This always happens. The night before a grand adventure is about to happen, I cannot sleep. Can. Not. Sleep. I’m too excited! I can see the road in my head. Every single turn, and familiar corner. Each roadside stop, each of the many, many McDonalds drive thru’s we will pass, and all of the roundabouts we need to navigate.

Home. We’re going home. To our tiny piece of paradise on the eastern most point of our beautiful country. To the place where clocks move more slowly, and the queue for KFC is longer than queues at traffic lights. There’s only 2 sets of traffic lights anyway.
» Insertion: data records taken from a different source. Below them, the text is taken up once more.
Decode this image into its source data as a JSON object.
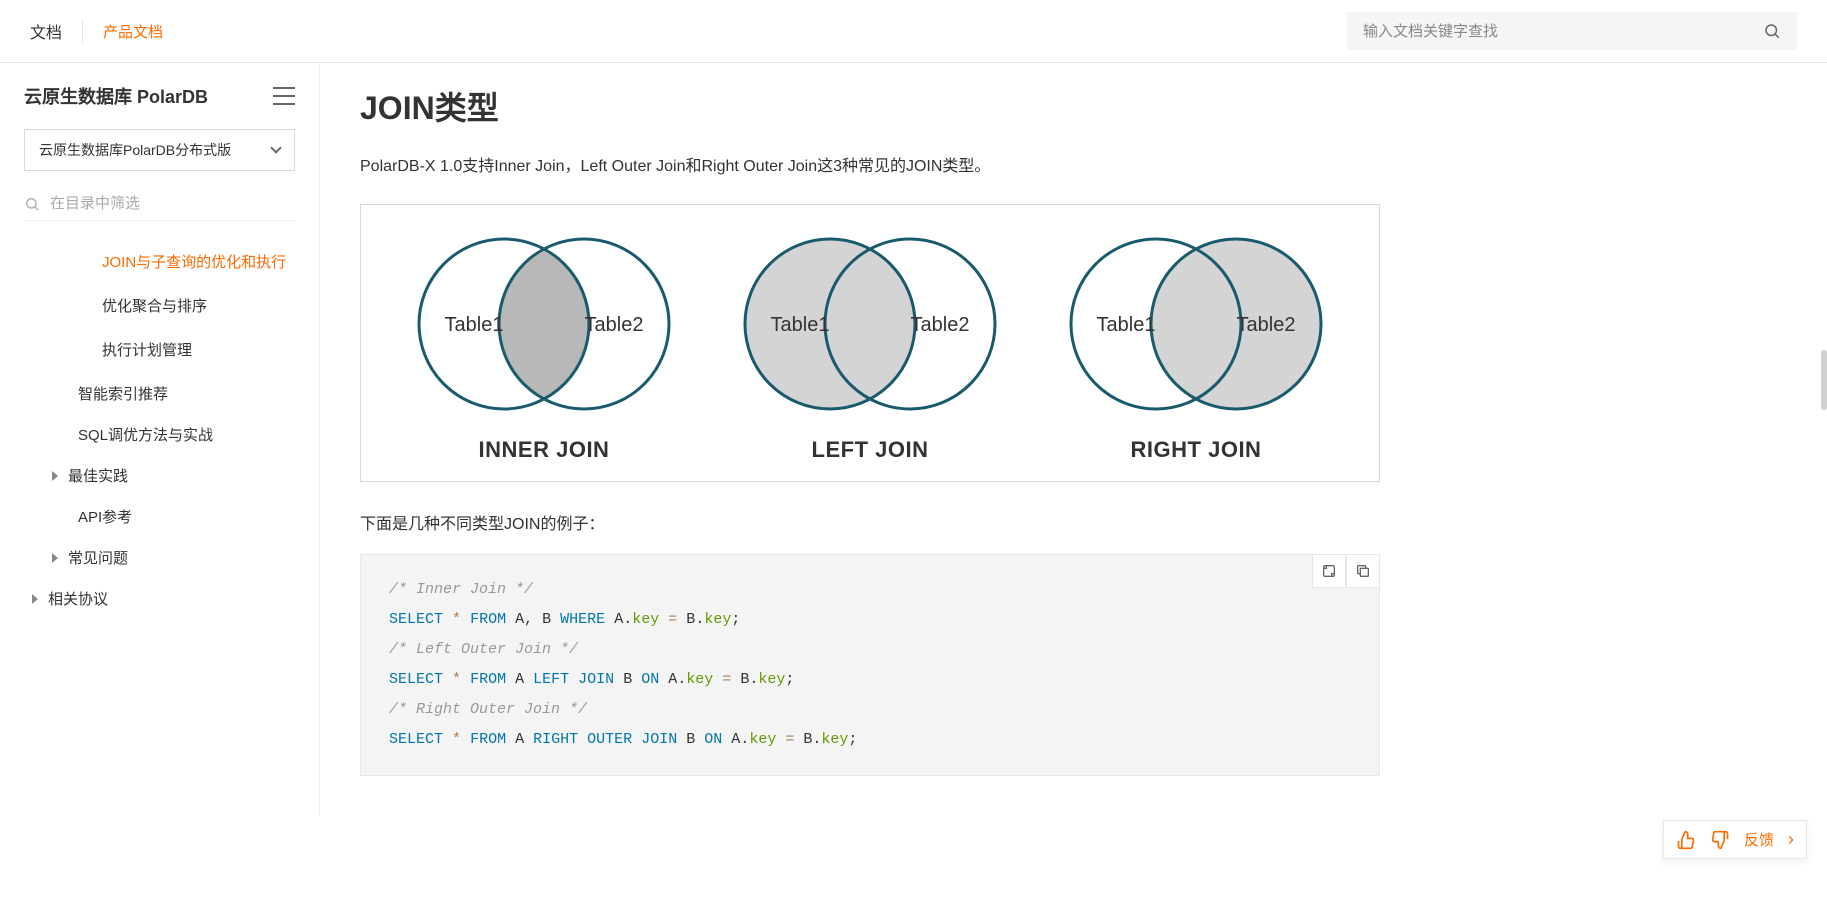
{
  "top": {
    "doc": "文档",
    "product_doc": "产品文档",
    "search_placeholder": "输入文档关键字查找"
  },
  "sidebar": {
    "title": "云原生数据库 PolarDB",
    "version": "云原生数据库PolarDB分布式版",
    "filter_placeholder": "在目录中筛选",
    "items": {
      "join_subquery": "JOIN与子查询的优化和执行",
      "agg_sort": "优化聚合与排序",
      "plan_mgmt": "执行计划管理",
      "smart_index": "智能索引推荐",
      "sql_tune": "SQL调优方法与实战",
      "best_practice": "最佳实践",
      "api_ref": "API参考",
      "faq": "常见问题",
      "agreement": "相关协议"
    }
  },
  "content": {
    "title": "JOIN类型",
    "intro": "PolarDB-X 1.0支持Inner Join，Left Outer Join和Right Outer Join这3种常见的JOIN类型。",
    "venn": {
      "table1": "Table1",
      "table2": "Table2",
      "inner": "INNER JOIN",
      "left": "LEFT JOIN",
      "right": "RIGHT JOIN"
    },
    "subtext": "下面是几种不同类型JOIN的例子：",
    "code": {
      "c1": "/* Inner Join */",
      "c2": "/* Left Outer Join */",
      "c3": "/* Right Outer Join */"
    }
  },
  "feedback": {
    "label": "反馈"
  }
}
To the little town nestled within walking distance of the purest beaches, where you can see the ocean while standing under the town clock on the main road. To the place so isolated you can drive for 2hrs in any direction and still be considered a part of the town. So isolated that no one ends up there accidently. Everyone that is there means to be there.

Near the demolition site that used to have a sweet little cottage perched on top of it where I first fell in love. Just a 30min leisurely boat ride to where I hooked my first marlin, and even nearer to a secret channel brimming with tasty Tarakihi.

A tiny little district somewhat sadly named Poverty Bay, that is now bright with maize crops, cattle, fields filled with commercial vege crops, and other kinds of crops…

Gisborne.

Where Emmy’s best friend lives. Where my best friend lives. Where Emmy’s whenua sits waiting for us. Where Emmy’s Papa grew up. Where my Nana used to bake. Where my aunts have their families. Where I used to live. Where we have spent a huge chunk of Emmy’s life. And mine.

Where peace finds us.

I haven’t lived there in nearly 6yrs, and Emmy never has. But it will always be home for us. There’s something about traveling south that always makes it feel more homely, but this place is so much more than a direction for me.

It’s where I was broken.

And now that all of my pieces have been reassembled even more perfectly placed than before, it is the place I feel the strongest.

It is the place that reminds me that I made it. Not in terms of success. In terms of spirit. I survived being made utterly worthless, and completely broken in every way. It is the place where I can remember how far I have come and be proud of the life we have built, and continue to build on.

To be able to smile in a town that nearly killed me, and know I am better for all of it, for every single experience, is freeing. Completely freeing.

Putting up with being mistreated is only a mistake if you don’t learn from it.

Living with domestic violence has taught me so much about myself, and people, and life. It’s given me limits, reestablished my boundaries, and given me a clearer view of what is ok, and what is definitely not ok. It taught me that physical abuse is viewed as being so much worse than emotional and verbal abuse, but that both were equally damaging to my soul.

It taught me when to say no.

I thought I was being brave by staying. The bravest decision I ever made was to leave. But I went back again. And again. And again. Until I was nearly choked to death.

I had to leave completely. I packed a small bag, got on a bus, and left town. At twenty – something I ran away to my mum. It was all I could do. I was lost, still in love with a broken dream, and too embarrassed to tell anyone. I drank, and sunbathed, and pretended I was ok. I made new friends, started studying again, and then my little miracle baby came along and something magical happened.

I loved her.

And in doing so my heart healed. Bit by bit, memory by memory, I forgave. I needed to forgive him, and myself, for such a toxic love. I needed to let it go so that I could give this beautiful little girl every piece of my heart. I needed to believe the world was a better place, and I needed to let everything go.

It wasn’t easy. Months would go by and I would be fine. But then something would remind me. One day Emmy accidently knocked a chair into the window, and the sound of the shattering glass took me straight back to the day I had my head smashed through a window. I sat among the shards with my bewildered baby on my lap and I cried.

Then days went on, and weeks went on, and I became more and more ok. The smiles became more genuine. My heart was too full to be restless. The love in our home pushed every piece of sadness into places I would never find it again.

I was strong again.

I was tested just one more time. I had to reach out to the person who had broken me at a time when they had been completely broken too. And on that day, and for weeks after, my tears were for them. For their sadness, for their hurt, for their loss. There was none of my own pain there anymore. I could support someone who had shattered my spirit, and feel nothing but genuine empathy for them.

I had to leave home to find my strength again. Now I go home to renew it.